PodCastle 106: Little Gods
Show Notes
Rated PG for the Little Gods of Hanging On
Little Gods
by Tim Pratt
“I wish I could be a little goddess of cinnamon,” my wife Emily says, closing her eyes and leaning in close to the spices. I’m used to Emily saying things like that, so I don’t take any notice, just nod and pick up a bottle of peach nectar off the shelf, slosh it around, wrinkle my nose. I know all the gunk in there is supposed to be fresh natural goodness, but to me it just looks like gunk. Emily says that I deny the truth of natural origins. Emily likes peach nectar, so I put the bottle in the basket.

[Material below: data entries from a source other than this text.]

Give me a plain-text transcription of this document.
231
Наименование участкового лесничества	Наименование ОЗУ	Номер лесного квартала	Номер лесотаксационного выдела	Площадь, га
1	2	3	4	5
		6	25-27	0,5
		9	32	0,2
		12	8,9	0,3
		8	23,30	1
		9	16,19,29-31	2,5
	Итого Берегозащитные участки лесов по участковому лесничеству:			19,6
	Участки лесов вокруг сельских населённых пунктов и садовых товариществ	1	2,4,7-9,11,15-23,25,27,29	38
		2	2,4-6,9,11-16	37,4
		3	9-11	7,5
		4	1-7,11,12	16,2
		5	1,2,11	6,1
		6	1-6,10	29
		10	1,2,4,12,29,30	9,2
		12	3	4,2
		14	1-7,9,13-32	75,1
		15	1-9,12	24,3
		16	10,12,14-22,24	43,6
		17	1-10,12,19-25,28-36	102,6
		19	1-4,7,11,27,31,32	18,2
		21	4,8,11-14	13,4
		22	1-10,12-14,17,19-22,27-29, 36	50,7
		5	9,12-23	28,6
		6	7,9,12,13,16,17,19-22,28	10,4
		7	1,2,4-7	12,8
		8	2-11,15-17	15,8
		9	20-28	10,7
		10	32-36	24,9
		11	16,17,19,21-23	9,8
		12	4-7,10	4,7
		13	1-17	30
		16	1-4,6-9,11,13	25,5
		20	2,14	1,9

“A little goddess of cinnamon,” Emily repeats. “Or brown sugar.” She crosses her arms, her silver-and-brass bracelets tinkling together.
“As opposed to a big goddess of cinnamon?” I move on down the aisle
with my basket over my arm.
“Little things get little gods,” Emily says. “It’s only natural.” She trails after me, running her finger along the shelves, pausing to sniff at the black teas, to open the lid on a jar of sugar-free gumdrops. Emily is always prodding, smelling, caressing — she says that she is experiencing the world.
“So big gods are for big things, then? Like, say, whales?”
Emily sighs behind me. “Big things like . . . I don’t know . . . love.”